Bir
yemek yapanın en büyük sıkıntısı yemek yapmaktan ziyade ne yapacağına karar
vermesidir.
Bir
yazı yazanın da en büyük sıkıntısı yazıyı yazmaktan ziyade ‘ne yazacağına’
karar verebilmektir. Yazı fikri akıl dünyanızda şekillendikten sonra kelimeleri
ardı ardına dizmesi kolaydır.
Bugün
böyle bir zorluk yaşıyorum; ne yazayım? Yerel ve ulusal gündemin çokluğundan ve
hatta can sıkıcılığından bu zorluk… Bilakis tema eksikliğinden değil…
***
Ne yazayım?
Seçilmiş
Cumhurbaşkanı ve atanmış bir Başbakanın ülkeyi nasıl yöneteceklerini mi
yazayım?
Ne yazayım?
Türkiye’ye
has kaç çeşit Başkanlık sistemi üretebiliriz. Başkanlık sistemini kabuğunla mı
yemek daha sağlıklı yoksa haşlaması mı güzel olur? Başkanlık sistemi kabız
yapar mı? Bunları mı yazayım? Veya Başkanlık sisteminin, maazallah ne büyük
felaketlere yol açacağını mı yazayım.
Ne yazayım?
Wikileaks
ile başlayan yeni medya yapısının bizde nasıl Fuat Avnilere, Pelikanlara
dönüştüğünü mü yazayım. Koca bir ülkenin dedikoducu karılar gibi nasıl rezil
rüsva edildiğini mi yazayım.
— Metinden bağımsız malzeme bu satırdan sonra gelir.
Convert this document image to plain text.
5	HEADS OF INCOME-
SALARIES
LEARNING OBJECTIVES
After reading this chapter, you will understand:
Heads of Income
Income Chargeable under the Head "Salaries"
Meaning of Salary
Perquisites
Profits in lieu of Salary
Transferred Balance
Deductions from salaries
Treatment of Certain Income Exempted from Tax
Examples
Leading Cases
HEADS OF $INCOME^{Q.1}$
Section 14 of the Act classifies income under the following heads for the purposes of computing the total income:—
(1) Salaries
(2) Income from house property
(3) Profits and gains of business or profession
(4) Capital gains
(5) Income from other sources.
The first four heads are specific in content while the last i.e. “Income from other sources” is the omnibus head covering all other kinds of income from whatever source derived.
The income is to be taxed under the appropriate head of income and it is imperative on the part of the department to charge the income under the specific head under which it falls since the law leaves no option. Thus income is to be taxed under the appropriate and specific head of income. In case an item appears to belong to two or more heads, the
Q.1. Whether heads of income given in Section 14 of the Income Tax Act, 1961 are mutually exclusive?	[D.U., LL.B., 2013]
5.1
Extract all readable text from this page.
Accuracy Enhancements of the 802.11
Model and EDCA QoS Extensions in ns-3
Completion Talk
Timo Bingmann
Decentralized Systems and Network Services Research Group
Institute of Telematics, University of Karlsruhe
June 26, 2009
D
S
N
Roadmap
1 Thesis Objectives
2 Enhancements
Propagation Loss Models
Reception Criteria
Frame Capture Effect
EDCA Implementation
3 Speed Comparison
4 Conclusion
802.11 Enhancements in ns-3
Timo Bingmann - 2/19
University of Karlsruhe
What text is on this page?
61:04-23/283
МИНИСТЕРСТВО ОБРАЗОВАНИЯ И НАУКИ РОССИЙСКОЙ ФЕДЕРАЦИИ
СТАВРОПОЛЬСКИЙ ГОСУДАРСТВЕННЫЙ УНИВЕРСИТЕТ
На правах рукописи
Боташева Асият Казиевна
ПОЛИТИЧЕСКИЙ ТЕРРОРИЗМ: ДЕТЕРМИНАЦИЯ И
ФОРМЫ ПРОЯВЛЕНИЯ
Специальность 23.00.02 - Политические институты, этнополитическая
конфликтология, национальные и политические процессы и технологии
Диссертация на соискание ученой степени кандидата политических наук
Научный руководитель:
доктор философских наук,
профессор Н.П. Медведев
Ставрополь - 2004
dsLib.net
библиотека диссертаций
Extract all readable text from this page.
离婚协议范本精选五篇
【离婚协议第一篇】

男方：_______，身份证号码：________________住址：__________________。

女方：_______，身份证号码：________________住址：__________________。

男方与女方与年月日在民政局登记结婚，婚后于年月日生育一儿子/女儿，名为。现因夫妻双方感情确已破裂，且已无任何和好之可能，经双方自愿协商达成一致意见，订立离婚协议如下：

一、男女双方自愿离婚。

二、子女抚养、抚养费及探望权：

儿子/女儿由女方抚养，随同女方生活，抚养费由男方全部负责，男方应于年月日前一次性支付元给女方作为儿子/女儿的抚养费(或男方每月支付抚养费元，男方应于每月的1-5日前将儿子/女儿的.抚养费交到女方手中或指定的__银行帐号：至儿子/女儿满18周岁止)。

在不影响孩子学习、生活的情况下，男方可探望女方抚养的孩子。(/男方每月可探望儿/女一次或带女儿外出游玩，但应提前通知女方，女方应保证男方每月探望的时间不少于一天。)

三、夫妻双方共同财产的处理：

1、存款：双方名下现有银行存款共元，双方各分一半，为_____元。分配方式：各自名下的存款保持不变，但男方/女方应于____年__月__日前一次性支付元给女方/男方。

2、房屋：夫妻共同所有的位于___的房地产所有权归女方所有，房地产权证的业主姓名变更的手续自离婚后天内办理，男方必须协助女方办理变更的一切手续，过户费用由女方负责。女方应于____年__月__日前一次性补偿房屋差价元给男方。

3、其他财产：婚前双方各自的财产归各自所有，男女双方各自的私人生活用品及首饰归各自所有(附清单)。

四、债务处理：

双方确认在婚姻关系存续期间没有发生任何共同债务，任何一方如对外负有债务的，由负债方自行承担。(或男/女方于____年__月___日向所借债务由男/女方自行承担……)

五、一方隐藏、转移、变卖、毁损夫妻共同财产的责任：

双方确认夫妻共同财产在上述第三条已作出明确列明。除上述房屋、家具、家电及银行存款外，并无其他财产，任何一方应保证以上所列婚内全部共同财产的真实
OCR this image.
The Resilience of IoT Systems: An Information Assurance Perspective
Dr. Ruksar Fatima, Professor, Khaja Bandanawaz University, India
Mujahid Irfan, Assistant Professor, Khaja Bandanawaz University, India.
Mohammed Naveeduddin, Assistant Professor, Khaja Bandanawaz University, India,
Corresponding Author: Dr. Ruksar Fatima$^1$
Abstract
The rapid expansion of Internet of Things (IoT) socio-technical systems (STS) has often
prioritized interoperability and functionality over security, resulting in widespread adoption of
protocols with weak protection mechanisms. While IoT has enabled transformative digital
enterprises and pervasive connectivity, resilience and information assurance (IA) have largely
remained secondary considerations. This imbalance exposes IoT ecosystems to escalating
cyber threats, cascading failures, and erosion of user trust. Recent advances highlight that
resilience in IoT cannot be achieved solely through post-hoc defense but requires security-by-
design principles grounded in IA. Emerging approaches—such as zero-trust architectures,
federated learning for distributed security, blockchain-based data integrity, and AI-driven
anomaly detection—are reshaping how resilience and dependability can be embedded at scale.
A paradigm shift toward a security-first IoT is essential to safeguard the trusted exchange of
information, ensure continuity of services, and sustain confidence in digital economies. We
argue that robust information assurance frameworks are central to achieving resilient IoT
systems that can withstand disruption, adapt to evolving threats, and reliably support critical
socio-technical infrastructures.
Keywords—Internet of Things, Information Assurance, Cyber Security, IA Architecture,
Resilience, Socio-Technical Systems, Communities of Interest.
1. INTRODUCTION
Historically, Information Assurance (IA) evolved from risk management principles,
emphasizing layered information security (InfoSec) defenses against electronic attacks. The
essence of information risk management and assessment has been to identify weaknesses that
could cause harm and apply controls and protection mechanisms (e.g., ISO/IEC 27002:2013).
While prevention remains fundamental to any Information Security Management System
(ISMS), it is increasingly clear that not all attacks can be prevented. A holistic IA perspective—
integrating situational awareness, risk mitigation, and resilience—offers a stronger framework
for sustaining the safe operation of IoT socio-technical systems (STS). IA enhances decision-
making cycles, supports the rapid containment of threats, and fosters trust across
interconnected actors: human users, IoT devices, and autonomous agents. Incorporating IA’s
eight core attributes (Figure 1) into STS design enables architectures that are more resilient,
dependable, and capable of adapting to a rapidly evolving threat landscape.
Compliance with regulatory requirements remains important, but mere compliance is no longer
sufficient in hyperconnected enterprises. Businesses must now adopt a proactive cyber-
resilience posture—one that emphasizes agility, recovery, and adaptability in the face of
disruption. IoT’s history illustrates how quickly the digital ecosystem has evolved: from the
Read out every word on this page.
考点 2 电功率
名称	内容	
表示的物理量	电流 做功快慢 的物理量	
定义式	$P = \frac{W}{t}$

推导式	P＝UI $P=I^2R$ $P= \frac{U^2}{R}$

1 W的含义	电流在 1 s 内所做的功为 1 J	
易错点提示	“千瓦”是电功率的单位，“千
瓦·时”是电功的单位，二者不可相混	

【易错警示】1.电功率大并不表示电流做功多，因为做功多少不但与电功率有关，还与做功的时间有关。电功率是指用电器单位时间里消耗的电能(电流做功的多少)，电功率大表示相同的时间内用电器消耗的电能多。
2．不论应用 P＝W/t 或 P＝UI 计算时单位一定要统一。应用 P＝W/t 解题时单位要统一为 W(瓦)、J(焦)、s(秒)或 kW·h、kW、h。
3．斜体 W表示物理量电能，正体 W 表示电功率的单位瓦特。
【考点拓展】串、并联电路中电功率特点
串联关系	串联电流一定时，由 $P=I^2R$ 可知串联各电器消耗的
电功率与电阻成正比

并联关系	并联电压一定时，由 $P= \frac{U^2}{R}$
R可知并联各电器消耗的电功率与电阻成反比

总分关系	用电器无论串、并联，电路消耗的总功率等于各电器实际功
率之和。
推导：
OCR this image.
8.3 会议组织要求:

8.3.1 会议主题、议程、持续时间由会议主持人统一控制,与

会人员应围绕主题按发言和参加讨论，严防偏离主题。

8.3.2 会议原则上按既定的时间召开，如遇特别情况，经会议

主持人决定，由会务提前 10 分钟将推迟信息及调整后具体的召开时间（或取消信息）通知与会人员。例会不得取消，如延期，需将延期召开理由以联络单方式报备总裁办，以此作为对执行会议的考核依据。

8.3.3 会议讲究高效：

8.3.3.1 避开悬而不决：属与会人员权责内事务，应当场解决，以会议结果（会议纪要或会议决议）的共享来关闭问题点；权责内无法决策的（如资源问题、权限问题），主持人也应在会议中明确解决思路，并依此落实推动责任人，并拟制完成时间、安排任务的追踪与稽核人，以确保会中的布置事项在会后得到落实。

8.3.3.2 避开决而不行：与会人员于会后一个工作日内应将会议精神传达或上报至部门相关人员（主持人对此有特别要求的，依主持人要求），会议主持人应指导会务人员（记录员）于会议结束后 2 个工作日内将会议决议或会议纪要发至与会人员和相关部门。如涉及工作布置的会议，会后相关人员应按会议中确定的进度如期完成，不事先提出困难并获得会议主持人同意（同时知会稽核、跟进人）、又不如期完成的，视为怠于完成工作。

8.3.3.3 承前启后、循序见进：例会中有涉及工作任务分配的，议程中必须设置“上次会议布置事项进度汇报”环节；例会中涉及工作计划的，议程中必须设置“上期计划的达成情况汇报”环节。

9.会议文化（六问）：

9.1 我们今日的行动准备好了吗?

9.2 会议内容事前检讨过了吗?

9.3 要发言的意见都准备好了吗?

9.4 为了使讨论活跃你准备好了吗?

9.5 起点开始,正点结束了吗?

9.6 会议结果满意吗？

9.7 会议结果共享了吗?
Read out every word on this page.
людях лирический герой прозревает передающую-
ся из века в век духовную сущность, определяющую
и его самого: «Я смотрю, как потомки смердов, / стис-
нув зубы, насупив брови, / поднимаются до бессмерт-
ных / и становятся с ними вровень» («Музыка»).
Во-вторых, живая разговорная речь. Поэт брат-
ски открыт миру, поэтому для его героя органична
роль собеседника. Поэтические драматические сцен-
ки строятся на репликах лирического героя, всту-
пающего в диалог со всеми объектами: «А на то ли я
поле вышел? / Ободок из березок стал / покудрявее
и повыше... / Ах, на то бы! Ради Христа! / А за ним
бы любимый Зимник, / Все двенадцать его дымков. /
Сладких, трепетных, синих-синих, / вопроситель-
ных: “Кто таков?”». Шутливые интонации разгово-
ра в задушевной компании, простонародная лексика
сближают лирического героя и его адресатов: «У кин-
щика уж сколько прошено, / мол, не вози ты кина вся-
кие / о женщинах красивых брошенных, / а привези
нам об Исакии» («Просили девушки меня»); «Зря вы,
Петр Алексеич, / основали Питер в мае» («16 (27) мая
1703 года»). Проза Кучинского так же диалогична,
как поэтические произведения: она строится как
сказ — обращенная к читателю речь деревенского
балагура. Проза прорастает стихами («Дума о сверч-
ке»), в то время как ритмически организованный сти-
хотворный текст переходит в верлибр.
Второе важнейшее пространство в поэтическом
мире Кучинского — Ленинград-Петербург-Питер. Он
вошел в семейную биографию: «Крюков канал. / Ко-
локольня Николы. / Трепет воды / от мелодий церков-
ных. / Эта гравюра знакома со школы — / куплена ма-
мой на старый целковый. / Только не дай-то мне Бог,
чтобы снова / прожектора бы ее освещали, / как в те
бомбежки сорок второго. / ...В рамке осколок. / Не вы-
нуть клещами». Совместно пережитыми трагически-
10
Bütün siyasi ayak oyunlarını, atılacak adımları
Twitter’dan okumanın devlet ciddiyetine yakışmadığını mı. Fuat Avni’nin önünü
kesemeyenlerin ‘Pelikan’ ile saldırıya geçmiş olabileceğini mi yazayım.
Ne yazayım?
İmam
osurursa cemaat sıçar, hesabı Fuat Avnicikleri mi yazayım. Ankara’ya özenen
Sakarya teşkilatını mı yazayım? Demokratik bir platformu bulunmayan AKP’de
Hatce Keskinlerin savaşını mı yazayım. 10 küsur yıldır bu şehir yönetiminde ve
partide yer alan isimler sanki bugün piyasaya çıkmış gibi saldırmasının
sebebini mi yazayım? ‘Hatcee parti teşkilatını mı anlatıyon, randevu evinden mi
bahsediyon?’ mu diyeyim!
Ne yazayım?
CHP’de
başın ayrı yöne ayakların farkı yöne gittiğini mi yazayım. Genel merkezin
Sakarya teşkilatından, teşkilatın Genel Merkez’den bi’ haber olduğunu mu
diyeyim.
CHP
İl Başkanı Ayça Taşkent’in ve Milletvekili Engin Özkoç’un Genel Başkanları
Kemal Kılıçdaroğlu’nu OSB’deki işçi grevi hakkında nasıl uyuttuklarını mı
yazayım. Veya sadece haklarını istemek için açlık grevi yapan işçileri neden
koca bir şehrin görmezden geldiğini mi yazayım?
Ne yazayım?
MHP’nin
olağanüstü kurultayını mı yazayım? Muhtemel bir genel başkan değişikliğinde
Sakarya’daki MHP’liymiş gibi yapan AKP’lilerin nasıl davranacaklarını mı
yazayım?
Ne yazayım?
90’lardaki
gibi bol bol siyasi krizler konuşmaya başladığımızın farkında mısınız, diye mi
yazayım? Bilmiyorum, biliyor musunuz ama Dolar ve Euro kafa kafaya gidiyor 3
TL’de eşitlenecek galiba mı diyeyim?
Ne yazayım?
‘Şehir
Benim İçin Yenileniyorken’ bu yeniliğin ne olduğunu bir türlü anlayamamış
olduğumu mu yazayım. Şehir yenilenirken bu yenilik sonunda trafik neden
rahatlamayacak acaba diye mi yazayım? Şehir yenilenirken Ozanlar Mahallesi’nde
kaldırımları asfaltlamak nasıl bir ‘yenilik’ anlayışı acaba diye mi düşüneyim?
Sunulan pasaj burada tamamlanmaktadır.